Net zoals de 17% verworpen uitgave, vormt ook de 40% verworpen uitgave een minimale belastbare basis in de vennootschapsbelasting aangezien er geen compensatie met het verlies van het boekjaar zelf of andere fiscale aftrekken mogelijk is.
Tevens verandert de invloed van de eigen bijdrage op deze verworpen uitgave vanaf 1 januari 2017.
Voorheen werden de voordelen alle aard voor de wagen verminderd met de persoonlijke bijdrage van de werknemer of bedrijfsleider vooraleer de verworpen uitgave van 17% op dit voordeel alle aard werd toegepast. Hoe groter de eigen bijdrage was, hoe lager de verworpen uitgave. Wanneer de eigen bijdrage evenveel bedroeg als het voordeel, kwam de verworpen uitgave van 17% op nul.

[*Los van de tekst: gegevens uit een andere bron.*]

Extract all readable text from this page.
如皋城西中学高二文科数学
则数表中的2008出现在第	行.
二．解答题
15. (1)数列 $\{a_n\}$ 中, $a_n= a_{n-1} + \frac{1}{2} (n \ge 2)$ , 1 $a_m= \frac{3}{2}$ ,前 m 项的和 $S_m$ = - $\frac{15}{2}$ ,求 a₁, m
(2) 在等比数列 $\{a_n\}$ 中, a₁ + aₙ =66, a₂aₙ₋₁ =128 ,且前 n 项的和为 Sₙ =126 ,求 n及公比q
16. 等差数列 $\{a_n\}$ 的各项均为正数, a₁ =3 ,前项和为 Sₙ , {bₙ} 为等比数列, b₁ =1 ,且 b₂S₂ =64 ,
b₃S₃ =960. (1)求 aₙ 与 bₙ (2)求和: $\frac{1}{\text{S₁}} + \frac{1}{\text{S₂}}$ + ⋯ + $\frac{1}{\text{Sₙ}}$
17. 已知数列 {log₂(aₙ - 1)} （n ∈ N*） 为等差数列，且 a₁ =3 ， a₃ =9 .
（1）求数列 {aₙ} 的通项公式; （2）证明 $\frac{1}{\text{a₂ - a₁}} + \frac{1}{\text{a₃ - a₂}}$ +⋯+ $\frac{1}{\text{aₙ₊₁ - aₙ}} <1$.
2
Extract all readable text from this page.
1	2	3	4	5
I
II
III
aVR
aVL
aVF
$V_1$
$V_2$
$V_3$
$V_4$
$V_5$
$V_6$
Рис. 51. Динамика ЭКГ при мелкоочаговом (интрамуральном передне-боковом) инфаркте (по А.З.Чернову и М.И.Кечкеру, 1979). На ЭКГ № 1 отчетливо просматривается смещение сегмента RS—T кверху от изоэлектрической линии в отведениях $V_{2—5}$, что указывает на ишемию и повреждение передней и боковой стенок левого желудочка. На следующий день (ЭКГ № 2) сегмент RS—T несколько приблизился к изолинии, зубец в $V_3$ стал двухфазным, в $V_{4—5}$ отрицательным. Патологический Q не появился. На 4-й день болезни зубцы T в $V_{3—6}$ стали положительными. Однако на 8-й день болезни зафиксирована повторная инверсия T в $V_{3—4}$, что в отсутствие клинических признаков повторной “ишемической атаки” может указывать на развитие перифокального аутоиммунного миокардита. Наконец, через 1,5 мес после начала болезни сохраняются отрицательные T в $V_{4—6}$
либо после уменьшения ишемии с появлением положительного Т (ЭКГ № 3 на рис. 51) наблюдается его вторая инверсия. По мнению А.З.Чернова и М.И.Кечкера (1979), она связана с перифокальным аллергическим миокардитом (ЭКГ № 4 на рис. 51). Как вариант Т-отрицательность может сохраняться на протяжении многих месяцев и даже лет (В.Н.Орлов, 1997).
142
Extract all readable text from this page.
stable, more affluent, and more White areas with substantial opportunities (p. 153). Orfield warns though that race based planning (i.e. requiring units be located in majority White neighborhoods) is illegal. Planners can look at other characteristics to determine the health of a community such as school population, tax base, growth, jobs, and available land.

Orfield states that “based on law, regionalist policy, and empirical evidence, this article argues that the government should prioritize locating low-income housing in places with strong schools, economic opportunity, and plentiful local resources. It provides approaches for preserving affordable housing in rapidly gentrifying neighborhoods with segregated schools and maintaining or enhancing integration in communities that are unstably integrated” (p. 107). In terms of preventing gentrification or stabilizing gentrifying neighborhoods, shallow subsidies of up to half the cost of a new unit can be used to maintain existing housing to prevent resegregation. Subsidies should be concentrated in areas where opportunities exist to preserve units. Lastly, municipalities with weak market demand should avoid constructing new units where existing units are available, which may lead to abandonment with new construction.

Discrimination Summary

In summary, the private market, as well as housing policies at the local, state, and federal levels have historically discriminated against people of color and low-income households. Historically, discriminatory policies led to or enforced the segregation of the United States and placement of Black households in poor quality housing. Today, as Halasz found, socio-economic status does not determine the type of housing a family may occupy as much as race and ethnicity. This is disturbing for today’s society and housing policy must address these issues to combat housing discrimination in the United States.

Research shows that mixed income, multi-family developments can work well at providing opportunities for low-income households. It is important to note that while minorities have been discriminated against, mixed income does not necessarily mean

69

Vanaf heden mag de eigen bijdrage niet meer in mindering gebracht worden van het voordeel alle aard bij de bepaling van de berekeningsbasis voor de verworpen uitgave van 17% of 40%. Deze aanpassing is dus zowel voor personenwagens met tankkaart als voor wagens zonder tankkaart.
In de personenbelasting mag het belastbare voordeel wel nog steeds verminderd worden met de persoonlijke bijdrage van de verkrijger van het voordeel. Dus ook bij deze wijziging verandert er niets voor de werknemers en bedrijfsleiders.